Which means that some districts will lose less than their actual per pupil state funding, and some will lose more. Commonwealth Foundation estimates that will make about a $6,700 voucher for students; they also claim that $19,200 is the total spending per student-- I have no idea where that figure comes from, as per pupil spending varies wildly from district to district in PA, giving us one of the most inequitable funding systems in the country. We just had a whole lawsuit over this. It would cost a ton of money to fix it.
I suspect the $19,200 number is mostly to say, "Look-- losing $6,700 wouldn't hurt districts all that much, but there are districts where the per pupil spending dips down close to $11K. The state only contributes an average of around 33% of district spending, with the rest made up by local sources, which is why rich districts can be rich and poor districts can't.

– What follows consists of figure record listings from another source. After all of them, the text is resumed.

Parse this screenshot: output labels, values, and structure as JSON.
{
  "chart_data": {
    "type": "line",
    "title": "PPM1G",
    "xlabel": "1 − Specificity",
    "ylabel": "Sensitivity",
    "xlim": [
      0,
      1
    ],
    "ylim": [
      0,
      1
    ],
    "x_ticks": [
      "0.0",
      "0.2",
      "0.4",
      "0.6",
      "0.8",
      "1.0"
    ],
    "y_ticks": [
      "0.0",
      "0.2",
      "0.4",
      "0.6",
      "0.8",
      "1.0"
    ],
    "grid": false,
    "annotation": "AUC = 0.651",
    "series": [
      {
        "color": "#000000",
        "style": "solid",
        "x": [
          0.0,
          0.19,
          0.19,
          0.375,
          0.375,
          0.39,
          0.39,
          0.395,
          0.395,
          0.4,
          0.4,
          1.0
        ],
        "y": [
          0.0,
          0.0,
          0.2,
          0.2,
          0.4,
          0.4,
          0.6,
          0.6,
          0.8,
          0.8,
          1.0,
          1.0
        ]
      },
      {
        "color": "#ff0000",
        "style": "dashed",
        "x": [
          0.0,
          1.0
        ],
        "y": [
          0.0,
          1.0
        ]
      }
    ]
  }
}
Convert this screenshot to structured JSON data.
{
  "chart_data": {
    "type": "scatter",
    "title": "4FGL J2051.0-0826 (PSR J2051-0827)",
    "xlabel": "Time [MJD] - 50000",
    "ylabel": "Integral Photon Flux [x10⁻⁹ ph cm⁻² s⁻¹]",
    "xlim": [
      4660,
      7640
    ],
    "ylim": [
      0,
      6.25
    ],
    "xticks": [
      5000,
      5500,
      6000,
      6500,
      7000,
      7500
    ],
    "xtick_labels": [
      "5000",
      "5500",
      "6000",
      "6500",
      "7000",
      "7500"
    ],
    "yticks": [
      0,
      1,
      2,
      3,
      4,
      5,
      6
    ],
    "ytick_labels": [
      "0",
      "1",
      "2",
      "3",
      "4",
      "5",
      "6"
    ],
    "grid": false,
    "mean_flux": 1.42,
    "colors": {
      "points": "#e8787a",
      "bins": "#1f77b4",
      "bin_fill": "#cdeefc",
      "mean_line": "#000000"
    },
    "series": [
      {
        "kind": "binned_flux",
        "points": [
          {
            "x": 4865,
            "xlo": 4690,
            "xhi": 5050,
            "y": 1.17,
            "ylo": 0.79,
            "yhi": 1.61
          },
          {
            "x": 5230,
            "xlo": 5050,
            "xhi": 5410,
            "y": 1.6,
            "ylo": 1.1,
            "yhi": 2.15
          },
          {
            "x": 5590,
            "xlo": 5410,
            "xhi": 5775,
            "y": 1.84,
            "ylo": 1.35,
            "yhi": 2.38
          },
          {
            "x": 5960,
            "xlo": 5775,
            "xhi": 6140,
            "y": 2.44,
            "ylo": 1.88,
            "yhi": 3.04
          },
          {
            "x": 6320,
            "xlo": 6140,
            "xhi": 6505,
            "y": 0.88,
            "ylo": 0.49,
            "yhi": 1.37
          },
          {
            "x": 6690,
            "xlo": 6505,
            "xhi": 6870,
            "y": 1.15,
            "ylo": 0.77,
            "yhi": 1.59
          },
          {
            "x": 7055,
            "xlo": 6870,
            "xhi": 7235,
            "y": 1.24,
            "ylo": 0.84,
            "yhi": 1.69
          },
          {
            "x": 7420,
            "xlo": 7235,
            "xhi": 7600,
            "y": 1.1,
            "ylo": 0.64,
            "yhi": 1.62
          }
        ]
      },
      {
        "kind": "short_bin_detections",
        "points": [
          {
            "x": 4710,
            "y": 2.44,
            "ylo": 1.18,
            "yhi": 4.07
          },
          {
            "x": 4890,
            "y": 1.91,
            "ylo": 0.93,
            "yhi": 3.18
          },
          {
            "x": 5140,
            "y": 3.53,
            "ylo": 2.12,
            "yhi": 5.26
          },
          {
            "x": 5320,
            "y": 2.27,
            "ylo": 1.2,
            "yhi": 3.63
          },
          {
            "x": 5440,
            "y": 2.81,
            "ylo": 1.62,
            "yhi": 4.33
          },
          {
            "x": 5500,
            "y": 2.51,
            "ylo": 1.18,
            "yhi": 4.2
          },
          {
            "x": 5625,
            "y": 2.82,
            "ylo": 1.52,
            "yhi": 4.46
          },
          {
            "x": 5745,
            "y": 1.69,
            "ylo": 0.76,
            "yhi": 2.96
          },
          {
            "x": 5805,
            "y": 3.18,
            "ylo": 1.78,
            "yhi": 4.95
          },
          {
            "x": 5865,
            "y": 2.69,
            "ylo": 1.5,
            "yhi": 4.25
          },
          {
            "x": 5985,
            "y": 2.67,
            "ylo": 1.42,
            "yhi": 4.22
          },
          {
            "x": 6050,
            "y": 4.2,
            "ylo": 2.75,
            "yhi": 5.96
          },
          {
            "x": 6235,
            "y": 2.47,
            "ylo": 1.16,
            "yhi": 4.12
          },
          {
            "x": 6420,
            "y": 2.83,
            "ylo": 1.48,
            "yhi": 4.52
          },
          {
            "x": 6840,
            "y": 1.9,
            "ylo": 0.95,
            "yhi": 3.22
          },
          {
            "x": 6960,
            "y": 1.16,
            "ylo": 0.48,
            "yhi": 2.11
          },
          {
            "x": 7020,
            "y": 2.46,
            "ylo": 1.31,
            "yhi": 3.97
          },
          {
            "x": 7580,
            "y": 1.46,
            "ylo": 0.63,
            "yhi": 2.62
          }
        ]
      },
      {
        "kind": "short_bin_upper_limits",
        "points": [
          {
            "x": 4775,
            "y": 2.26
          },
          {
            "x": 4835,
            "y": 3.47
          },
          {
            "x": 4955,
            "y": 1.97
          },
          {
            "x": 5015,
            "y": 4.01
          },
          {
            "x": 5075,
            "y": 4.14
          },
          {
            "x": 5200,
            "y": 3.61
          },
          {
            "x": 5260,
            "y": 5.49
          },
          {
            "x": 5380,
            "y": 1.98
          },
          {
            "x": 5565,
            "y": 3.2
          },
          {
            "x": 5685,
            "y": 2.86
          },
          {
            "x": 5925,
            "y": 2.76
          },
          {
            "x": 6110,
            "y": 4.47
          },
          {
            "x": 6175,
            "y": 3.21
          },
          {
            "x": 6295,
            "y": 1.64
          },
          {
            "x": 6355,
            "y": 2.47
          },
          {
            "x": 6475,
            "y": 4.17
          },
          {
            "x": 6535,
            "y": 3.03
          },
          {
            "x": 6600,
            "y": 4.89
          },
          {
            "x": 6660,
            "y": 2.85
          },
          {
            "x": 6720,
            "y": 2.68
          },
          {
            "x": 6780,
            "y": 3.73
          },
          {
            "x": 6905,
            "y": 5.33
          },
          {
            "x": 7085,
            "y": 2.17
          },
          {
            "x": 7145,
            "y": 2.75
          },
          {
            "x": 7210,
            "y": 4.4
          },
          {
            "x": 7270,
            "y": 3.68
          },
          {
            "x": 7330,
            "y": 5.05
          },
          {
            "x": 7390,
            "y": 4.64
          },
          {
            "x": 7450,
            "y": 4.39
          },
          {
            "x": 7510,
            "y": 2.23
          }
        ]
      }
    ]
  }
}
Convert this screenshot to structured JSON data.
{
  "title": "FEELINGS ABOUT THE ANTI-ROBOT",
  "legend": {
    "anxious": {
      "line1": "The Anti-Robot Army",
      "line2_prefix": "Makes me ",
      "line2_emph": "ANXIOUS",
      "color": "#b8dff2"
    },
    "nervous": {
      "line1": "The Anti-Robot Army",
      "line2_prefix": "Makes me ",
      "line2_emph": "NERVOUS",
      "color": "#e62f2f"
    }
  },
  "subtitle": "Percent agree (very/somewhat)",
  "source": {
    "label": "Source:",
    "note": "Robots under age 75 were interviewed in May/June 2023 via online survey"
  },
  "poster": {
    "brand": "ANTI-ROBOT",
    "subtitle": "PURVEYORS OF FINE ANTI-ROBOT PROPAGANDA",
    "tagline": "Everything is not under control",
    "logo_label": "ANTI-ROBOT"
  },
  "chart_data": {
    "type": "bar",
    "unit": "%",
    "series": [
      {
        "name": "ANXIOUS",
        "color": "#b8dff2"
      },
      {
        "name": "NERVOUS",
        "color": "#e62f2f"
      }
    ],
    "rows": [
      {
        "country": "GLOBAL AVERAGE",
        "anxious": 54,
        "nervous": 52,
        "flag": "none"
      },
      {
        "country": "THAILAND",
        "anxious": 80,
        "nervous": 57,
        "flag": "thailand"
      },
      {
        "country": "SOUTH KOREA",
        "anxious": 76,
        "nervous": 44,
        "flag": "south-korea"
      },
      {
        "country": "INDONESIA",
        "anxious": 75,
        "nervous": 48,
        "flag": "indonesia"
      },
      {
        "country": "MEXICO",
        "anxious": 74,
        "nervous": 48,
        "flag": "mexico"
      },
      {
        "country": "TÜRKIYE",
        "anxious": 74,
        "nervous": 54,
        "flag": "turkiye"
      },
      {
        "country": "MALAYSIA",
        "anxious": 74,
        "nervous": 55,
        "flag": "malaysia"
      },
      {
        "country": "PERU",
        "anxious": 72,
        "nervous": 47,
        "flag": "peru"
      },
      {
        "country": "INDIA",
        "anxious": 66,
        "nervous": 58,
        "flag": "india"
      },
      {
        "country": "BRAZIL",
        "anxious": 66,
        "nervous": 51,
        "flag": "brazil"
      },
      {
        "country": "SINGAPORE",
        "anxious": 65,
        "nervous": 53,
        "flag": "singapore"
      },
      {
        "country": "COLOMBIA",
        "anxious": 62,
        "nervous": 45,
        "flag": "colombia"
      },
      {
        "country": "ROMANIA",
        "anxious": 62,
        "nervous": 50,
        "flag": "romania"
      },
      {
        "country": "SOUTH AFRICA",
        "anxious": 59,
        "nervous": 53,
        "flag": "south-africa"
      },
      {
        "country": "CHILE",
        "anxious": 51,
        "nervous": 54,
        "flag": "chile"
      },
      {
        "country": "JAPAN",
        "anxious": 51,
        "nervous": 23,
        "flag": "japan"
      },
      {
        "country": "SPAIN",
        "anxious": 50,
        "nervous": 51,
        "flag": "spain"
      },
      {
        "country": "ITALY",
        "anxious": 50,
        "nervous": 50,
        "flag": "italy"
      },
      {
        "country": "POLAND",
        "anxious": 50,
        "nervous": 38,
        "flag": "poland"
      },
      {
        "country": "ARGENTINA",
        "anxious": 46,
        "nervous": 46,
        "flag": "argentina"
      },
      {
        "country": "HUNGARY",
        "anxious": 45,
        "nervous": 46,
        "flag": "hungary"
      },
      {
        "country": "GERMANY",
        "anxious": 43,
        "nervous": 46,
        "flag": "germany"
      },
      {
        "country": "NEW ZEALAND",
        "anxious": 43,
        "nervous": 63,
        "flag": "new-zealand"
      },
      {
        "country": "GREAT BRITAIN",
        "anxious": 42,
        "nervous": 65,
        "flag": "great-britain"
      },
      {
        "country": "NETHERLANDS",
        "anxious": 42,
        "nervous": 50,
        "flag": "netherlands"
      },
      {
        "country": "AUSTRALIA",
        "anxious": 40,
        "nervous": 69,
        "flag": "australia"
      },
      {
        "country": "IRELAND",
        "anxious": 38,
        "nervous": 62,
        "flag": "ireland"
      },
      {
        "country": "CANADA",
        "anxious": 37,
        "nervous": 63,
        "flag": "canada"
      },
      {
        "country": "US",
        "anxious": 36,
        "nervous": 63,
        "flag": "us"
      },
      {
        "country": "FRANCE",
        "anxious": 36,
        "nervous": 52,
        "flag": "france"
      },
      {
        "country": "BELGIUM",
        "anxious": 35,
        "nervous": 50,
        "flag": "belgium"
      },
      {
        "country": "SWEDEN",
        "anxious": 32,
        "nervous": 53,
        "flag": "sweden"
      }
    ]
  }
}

In other words, the poorer the district, the more they depend on state funds. And guess which districts tend to fall in that lowest 15%, so that the districts that are most likely to be hit by these vouchers would be the ones that can least afford it. Meanwhile, $6,700 is not going to fund a whole lot of private schooling.
And as always, it cannot go without mentioning that a student can only use a voucher to attend the private school or vendor of their choice if that vendor accepts them. This is school's choice, not school choice.
Like all voucher/ESA plans, this defunds public schools while giving parents little choice and taxpayers no accountability. Parents get no back-up; just a small chunk of money and a wisg for good luck from the state as it washes its hands of them.
The bill came out of the House Education Committee today (all R but one voted for it), had its first reading in the house, and was tabled, which means it can be removed from the table by direct action or will automatically pop back up in fifteen days. If you're in Pennsylvania, now would be a great time to get ahold of your representative and ask them to kill this bad idea of a bill.